The goal of this project is to perform semantic segmentation on images to label pixels of a road using a Fully Convolutional Network. Semantic segmentation is the task of finding what's in an image at the pixel level. It can be used by autonomous cars for scene understanding. For example, infering the drivable surfaces in an image (road) or objects to avoid (other vehicles, pedestrians) at a fine resolution.
Download the Kitti Road dataset from here. Extract the dataset in the data
folder. This will create the folder data_road
with all the training and test images.
helper.py
downloads the pretrained frozen vgg model if it doesn't exist. Note that it's already convolutionalized, i.e, the fully connected layers have been replaced by convolutional layers.

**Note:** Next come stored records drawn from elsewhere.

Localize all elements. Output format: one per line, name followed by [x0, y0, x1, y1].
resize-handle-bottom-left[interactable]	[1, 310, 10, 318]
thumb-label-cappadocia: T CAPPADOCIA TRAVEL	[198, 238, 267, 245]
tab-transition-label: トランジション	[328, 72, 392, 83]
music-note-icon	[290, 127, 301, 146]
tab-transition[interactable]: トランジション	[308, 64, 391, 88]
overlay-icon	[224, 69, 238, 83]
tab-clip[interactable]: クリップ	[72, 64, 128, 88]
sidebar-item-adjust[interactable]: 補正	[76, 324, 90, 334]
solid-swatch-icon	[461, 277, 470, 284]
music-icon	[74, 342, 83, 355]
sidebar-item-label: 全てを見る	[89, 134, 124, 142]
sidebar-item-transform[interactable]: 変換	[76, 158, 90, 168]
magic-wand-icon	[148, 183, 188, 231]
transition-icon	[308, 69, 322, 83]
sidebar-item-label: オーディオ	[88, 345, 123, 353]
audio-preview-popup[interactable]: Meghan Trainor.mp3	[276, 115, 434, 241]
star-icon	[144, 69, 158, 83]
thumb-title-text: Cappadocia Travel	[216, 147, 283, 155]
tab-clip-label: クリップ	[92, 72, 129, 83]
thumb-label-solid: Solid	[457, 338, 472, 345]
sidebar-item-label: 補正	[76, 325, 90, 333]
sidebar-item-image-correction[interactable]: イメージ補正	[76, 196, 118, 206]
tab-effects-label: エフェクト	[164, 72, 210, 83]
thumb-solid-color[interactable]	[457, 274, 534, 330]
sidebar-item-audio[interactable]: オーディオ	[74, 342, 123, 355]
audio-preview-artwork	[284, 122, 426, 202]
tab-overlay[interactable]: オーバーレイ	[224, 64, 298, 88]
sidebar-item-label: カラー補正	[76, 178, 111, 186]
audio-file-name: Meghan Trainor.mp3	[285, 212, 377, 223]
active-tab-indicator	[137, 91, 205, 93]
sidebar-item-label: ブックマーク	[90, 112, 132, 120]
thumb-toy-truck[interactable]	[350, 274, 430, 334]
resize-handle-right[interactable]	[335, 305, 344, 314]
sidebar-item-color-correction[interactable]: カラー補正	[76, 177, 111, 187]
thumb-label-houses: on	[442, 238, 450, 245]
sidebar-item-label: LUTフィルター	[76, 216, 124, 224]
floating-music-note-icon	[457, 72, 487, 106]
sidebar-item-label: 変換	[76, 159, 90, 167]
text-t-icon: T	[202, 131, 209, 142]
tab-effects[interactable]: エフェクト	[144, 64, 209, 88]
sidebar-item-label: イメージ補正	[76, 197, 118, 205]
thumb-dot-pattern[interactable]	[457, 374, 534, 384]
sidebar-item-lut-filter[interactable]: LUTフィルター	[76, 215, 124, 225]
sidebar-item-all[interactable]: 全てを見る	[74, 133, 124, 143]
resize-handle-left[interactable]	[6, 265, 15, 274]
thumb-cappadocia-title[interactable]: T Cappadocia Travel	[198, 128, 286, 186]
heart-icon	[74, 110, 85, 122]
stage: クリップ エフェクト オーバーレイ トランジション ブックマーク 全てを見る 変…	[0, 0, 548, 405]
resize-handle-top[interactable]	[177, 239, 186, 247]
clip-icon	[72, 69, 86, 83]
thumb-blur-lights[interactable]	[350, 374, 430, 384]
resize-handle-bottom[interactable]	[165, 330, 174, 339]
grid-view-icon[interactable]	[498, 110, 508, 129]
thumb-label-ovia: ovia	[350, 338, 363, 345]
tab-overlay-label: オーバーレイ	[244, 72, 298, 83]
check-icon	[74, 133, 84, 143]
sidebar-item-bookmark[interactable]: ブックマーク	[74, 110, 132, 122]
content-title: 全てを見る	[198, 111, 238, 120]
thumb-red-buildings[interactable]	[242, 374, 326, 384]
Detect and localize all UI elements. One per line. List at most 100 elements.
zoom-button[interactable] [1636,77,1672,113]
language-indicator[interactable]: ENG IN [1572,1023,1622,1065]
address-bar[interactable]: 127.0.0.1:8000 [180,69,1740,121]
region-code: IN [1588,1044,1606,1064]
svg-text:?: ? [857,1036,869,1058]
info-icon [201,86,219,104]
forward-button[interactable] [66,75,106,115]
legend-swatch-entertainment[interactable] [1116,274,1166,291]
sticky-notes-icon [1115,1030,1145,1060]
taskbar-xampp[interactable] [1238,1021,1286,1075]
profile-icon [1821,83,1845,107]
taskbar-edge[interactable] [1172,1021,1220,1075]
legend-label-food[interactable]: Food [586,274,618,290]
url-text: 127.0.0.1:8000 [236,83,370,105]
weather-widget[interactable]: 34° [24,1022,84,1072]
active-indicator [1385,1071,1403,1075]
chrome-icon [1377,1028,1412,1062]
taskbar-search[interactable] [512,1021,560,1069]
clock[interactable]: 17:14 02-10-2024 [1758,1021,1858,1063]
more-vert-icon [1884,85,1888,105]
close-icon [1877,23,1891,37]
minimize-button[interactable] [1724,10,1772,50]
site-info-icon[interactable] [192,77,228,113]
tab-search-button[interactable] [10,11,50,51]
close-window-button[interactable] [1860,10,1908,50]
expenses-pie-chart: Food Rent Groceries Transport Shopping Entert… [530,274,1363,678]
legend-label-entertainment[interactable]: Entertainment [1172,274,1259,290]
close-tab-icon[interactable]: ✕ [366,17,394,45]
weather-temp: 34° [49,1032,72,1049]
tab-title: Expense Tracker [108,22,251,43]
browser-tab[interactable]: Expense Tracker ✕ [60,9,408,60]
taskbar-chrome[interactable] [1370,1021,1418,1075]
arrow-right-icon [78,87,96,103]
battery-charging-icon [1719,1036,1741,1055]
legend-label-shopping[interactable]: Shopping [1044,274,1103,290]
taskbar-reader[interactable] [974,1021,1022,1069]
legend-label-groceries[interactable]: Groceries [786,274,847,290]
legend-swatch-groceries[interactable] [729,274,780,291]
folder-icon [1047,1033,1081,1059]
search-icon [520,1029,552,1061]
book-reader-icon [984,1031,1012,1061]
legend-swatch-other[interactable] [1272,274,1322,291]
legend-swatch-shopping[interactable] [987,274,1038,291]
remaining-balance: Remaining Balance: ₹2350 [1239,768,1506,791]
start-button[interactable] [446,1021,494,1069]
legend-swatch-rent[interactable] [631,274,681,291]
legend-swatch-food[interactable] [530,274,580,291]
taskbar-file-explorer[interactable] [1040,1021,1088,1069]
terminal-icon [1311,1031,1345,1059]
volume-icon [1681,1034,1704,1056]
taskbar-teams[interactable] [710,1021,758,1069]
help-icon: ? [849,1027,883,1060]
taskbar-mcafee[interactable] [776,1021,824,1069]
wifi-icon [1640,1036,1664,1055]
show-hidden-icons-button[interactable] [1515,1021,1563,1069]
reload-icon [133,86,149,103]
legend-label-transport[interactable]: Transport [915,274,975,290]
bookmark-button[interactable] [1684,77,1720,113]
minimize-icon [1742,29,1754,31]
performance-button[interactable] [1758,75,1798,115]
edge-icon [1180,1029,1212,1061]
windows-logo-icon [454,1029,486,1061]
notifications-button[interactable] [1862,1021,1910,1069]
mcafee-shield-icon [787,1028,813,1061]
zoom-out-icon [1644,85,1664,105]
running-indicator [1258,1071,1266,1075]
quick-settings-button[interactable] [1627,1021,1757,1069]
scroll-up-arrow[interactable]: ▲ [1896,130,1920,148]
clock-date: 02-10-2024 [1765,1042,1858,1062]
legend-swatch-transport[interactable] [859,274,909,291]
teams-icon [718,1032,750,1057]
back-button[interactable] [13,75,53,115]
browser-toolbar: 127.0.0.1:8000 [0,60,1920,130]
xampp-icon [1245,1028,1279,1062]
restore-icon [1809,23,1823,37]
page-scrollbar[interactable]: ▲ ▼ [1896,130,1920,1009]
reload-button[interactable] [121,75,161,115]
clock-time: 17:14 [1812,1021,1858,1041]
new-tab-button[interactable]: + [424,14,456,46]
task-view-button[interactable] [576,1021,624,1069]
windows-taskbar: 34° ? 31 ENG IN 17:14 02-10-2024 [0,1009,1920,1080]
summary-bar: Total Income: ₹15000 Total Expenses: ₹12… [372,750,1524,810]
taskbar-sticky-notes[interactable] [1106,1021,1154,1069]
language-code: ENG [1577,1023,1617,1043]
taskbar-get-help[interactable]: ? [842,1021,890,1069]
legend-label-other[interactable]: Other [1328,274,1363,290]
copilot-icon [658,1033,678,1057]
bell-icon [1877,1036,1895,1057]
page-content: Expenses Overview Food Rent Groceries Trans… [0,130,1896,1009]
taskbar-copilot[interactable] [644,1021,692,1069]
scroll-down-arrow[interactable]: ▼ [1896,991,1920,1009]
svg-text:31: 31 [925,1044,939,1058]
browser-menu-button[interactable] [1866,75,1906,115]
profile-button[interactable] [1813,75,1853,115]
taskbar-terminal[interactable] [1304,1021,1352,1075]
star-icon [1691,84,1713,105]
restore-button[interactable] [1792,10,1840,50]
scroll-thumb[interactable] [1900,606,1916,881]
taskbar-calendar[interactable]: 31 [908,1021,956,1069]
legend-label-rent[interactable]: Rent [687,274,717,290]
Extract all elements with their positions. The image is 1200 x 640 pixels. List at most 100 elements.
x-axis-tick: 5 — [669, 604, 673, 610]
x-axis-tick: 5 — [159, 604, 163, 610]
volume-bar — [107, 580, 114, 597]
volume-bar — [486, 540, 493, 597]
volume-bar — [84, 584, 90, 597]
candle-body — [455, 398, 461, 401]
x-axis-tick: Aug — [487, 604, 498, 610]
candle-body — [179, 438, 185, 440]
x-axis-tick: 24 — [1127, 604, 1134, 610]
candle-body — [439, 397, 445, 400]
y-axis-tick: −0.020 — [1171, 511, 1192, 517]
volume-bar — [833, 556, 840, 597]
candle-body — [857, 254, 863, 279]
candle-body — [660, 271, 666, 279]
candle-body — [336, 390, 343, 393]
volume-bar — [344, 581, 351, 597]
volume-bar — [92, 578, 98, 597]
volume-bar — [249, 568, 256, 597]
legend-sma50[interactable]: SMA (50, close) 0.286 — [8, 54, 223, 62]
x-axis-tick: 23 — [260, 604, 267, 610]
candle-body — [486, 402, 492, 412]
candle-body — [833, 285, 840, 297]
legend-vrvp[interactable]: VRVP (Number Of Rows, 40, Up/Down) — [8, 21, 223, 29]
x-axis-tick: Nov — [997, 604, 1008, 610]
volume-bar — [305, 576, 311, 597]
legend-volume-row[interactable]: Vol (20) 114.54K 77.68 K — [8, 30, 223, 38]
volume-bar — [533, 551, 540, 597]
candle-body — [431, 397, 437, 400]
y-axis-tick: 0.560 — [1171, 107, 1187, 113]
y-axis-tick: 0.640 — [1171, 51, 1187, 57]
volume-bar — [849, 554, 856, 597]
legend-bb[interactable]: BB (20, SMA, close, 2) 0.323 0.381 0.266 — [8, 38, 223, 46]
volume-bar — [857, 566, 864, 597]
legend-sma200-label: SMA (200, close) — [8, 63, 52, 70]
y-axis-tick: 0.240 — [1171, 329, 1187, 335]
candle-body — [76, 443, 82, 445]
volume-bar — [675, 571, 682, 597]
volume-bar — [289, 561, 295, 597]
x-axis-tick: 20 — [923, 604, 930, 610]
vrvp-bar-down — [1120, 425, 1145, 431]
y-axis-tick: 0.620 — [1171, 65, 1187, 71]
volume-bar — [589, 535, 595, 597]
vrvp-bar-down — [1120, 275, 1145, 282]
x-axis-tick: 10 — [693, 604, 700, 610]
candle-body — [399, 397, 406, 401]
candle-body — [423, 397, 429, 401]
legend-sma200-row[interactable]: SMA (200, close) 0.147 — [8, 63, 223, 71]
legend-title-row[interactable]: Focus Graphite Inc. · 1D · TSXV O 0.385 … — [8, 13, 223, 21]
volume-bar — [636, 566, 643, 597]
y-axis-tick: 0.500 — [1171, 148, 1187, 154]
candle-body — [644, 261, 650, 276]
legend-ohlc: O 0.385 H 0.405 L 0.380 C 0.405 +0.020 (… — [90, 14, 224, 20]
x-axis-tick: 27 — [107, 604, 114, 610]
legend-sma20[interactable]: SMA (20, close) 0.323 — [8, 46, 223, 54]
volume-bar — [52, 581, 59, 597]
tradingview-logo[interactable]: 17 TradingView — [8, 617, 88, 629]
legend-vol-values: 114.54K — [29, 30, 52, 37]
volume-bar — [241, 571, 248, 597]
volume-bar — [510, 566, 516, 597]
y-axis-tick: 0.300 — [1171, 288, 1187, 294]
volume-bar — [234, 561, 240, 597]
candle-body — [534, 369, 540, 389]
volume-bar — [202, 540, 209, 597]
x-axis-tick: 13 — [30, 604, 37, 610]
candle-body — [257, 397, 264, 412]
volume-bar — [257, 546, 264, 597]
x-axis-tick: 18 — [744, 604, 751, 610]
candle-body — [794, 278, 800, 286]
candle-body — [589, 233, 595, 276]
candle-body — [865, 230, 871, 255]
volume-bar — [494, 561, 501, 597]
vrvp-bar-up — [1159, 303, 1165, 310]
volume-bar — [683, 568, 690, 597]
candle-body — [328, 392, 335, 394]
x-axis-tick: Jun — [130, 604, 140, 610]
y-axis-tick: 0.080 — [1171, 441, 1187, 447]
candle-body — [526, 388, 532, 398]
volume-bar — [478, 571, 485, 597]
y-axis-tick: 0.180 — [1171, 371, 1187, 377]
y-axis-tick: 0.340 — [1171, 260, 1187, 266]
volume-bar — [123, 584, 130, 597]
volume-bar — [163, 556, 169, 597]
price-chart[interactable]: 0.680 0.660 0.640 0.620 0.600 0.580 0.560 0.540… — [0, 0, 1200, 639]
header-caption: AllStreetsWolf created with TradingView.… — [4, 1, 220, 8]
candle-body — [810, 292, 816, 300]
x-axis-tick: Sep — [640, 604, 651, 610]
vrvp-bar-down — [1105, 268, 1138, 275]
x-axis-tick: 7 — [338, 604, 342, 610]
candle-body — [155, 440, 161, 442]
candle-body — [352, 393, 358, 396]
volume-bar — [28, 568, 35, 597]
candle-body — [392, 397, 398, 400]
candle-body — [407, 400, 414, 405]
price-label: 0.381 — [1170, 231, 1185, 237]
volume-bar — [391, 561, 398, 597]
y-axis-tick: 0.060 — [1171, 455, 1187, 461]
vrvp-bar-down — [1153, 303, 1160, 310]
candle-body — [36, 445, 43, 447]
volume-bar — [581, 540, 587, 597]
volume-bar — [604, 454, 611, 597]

conda env create -f environment.yml
python main.py
FCN8 from Fully Convolutional Networks for Semantic Segmentation is implemented and trained end to end. A VGG16 network pretrained on ImageNet is used as the encoder network. The final classification layer is removed. Fully connected layers are replaced by convolutional layers by using kernels covering the entire input region to output spatial maps. More explanation about the conversion can be found here. 1x1 convolutions are used to output num_classes
as the channel dimensions. num_classes
here is 2: road and non-road. It's then upsampled to the original size of the image. Upsampling is done by using transposed convolutional layers. Skip connections are used to combine semantic information from deep coarse layers with location information from shallow fine layers (1x1 convolutionalized pool3 and pool4 layers). Before this, pool3 and pool4 layers are scaled as mentioned by the authors in their github repo. The loss function is the sum of the cross entropy loss between the pixel predictions and ground truth and L2 regularization loss of the decoder kernels. The network is trained with an Adam optimizer with a fixed learning rate of 1e-3 for 50 epochs.